La mostra è curata da Francesca Crudo, Sarah Gold, Carol Rolla e Valeria Romagnini dell’organizzazione Global Art Affairs Foundation.
L’opera di Michele Manzini “L’errore e il disincanto” è un’installazione “site specific”, posizionata all’interno di una stanza di Palazzo Bembo. Si tratta di 4 sculture che riprendono ciascuna la forma di una sedia, prodotte dall’azienda MORELATO su indicazioni dell’artista. Ogni pezzo ha dimensioni “gigantesche” pari a 55 x 55 x h 250cm. Sono tutte interamente realizzate in legno di frassino e rivestite da una verniciatura protettiva trasparente.
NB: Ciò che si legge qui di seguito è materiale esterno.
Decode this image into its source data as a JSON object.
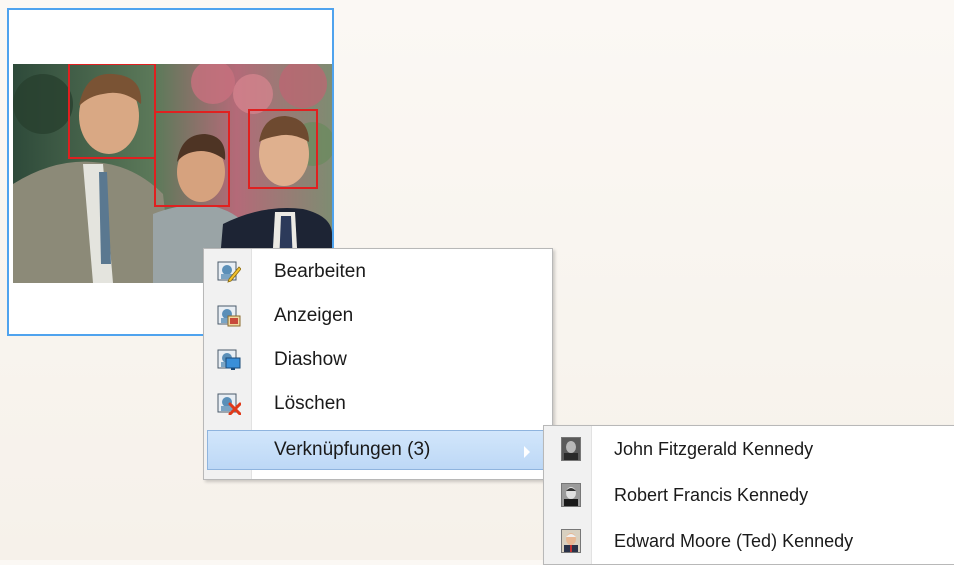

Michele Manzini racconta così l’opera “L’errore e il disincanto”: “L’errore, lo sbaglio non predeterminato, lo sguardo sghembo che porta a un risultato inatteso, è una delle forze più potenti nell’evoluzione del sapere. Nell’arte l’accettazione dell’imperfezione e dell’errore assume un valore che, dall’ambito tecnico, trapassa in quello estetico e aprendo nuovi varchi sulle modalità di vedere il reale. Nel mondo organizzato dalle leggi ferree del concetto, dell’etica e della morale per poter aspirare ad un confronto con la verità è necessario entrare anche in quello spazio che gli uomini cercano di evitare: lo spazio dell’errore.
La nostra ragione ci mette continuamente in guardia dal rapporto con l’errore, ma è solo nell’errore che si può scoprire la verità nascosta dei nostri desideri e dell’immaginazione.” L’opera verrà poi donata al MAAM – Museo delle Arti Applicate nel Mobile – della Fondazione Aldo Morelato.